Only trouble is... industry came too, and with it pollution. Now the Salton Sea is - well, how does one put this nicely - a huge simmering dark brown mass of stinking putrid liquid. Dead fish bob in the wavelets until they decompose enough to sink and add to the thickening layer of goo. And the smell - well, suffice it to say that I can still get a waft of it in the car, from the dust, the sand, whatever got into the vehicle, a full 50 miles away in El Centro on the Mexican border.
It has a strange eerie beauty, and the birds are certainly here in great numbers - white-faced ibises, egrets, herons, gulls, white pelicans, all floating in great skeins (Skeins? Skeins? Should I wind them up? Have I gone five minutes without knitting?) across the glittering sky - but it is difficult to concentrate on holding the binoculars steady when your olafactory senses are being assailed by a 30-megaton strength of hydrogen sulphide.
The Mad Cow socks got finished, finally, down here in El Centro late on Tuesday night, and were duly photographed outside the Best Western, next to a cooling fountain amid pansies (that hadn’t been dead-headed in weeks, poor things, I did as many of them as I could to show I cared).
Nice and calming - but this is what the situation really looked like as I tried to balance on one foot, putting my shoes back on, as we dashed to get the image on to the computer and on to Flickr to qualify for the second round. Whew, this SockMadness is doing incredible things on my computer learning curve, never mind the short-row heels!

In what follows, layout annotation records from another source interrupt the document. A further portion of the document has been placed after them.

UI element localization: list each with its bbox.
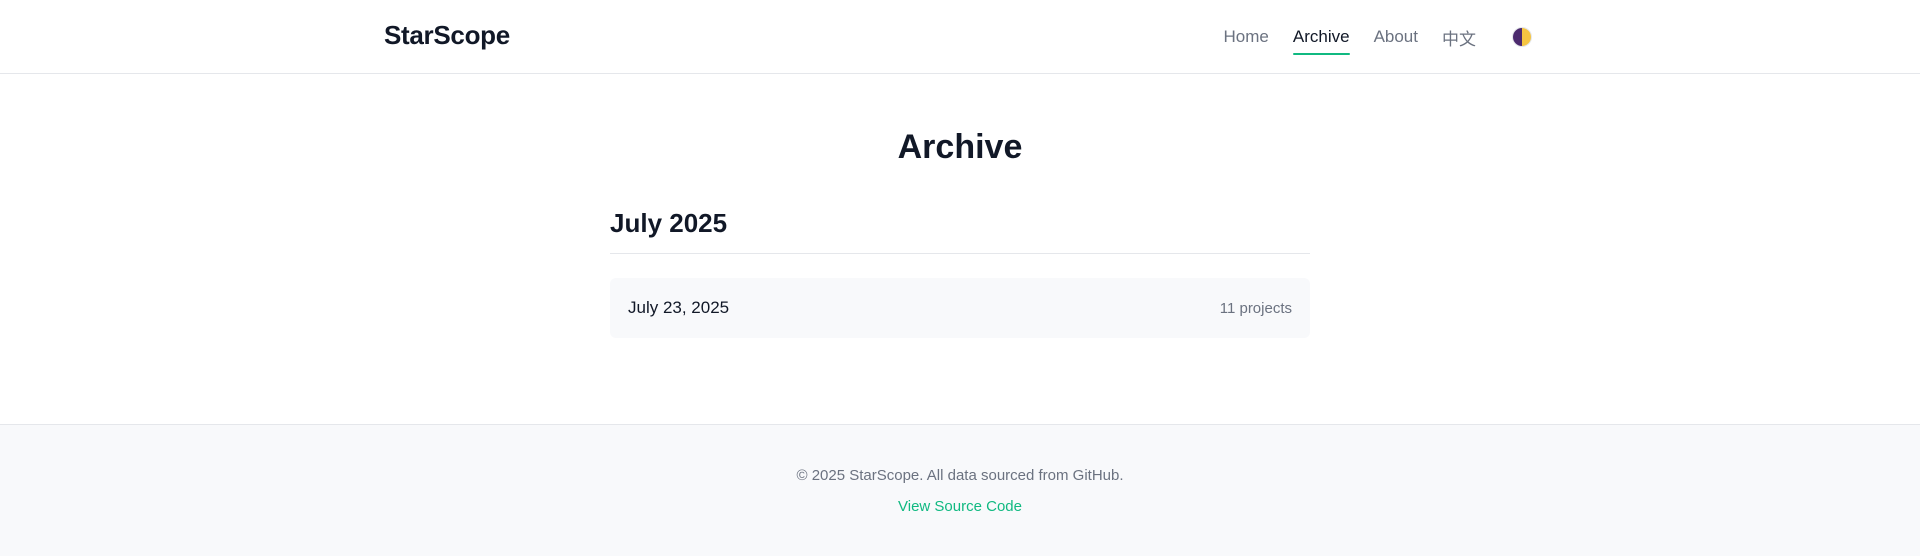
- main-nav: Home Archive About 中文: [1224, 0, 1532, 74]
- footer-copyright: © 2025 StarScope. All data sourced from …: [796, 467, 1124, 484]
- archive-month-section: July 2025 July 23, 2025 11 projects: [610, 208, 1310, 338]
- nav-about[interactable]: About: [1374, 21, 1418, 53]
- page-title: Archive: [897, 128, 1023, 166]
- archive-entry[interactable]: July 23, 2025 11 projects: [610, 278, 1310, 338]
- theme-toggle-icon[interactable]: [1512, 27, 1532, 47]
- entry-project-count: 11 projects: [1219, 299, 1292, 317]
- site-header: StarScope Home Archive About 中文: [0, 0, 1920, 74]
- main-content: Archive July 2025 July 23, 2025 11 proje…: [0, 74, 1920, 424]
- site-footer: © 2025 StarScope. All data sourced from …: [0, 424, 1920, 556]
- entry-date: July 23, 2025: [628, 298, 730, 317]
- nav-home[interactable]: Home: [1224, 21, 1269, 53]
- nav-language-chinese[interactable]: 中文: [1442, 19, 1476, 56]
- brand-logo[interactable]: StarScope: [384, 20, 510, 51]
- nav-archive[interactable]: Archive: [1292, 21, 1350, 55]
- month-heading: July 2025: [610, 208, 1310, 254]
- view-source-link[interactable]: View Source Code: [898, 498, 1022, 515]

We’ve been driving up and down to Salton Sea since then, taking deep breaths of clean air before getting within scenting distance and gasping with relief when we leave again, Richard scanning for that elusive roadrunner while I knit compulsively on Mad Cow Mark II socks. When these are finished I’ll be able to swap them around with the blue ones, wearing one of each colour on each foot which is something I’ve always wanted to do. Show you a picture when they’re further on.
And that pesky bird? Well, eventually -
What a crackeroo. Worth waiting for. This one was so full of testosterone and territory guarding that he was scurrying round his stony boundaries and leaping up on every post to make sure no rivals were within reach.
Today we head back through the Borrego Desert and up towards Palm Springs so Richard can check out the Living Desert Wildlife Park (yeah, more roadrunners!) Then back around on the eve of St. Patrick's Day to a particular favourite place of mine, Julian up in the hills. Julian is cool and full of trees and the temperature drops sharply at night. Plus they are famous for apple pies and have a great secondhand bookshop. AND on Saturday morning my absolute favourite cafe there will be handing out green hats and shamrocks. Onward The Mad Cow Socks Take Two!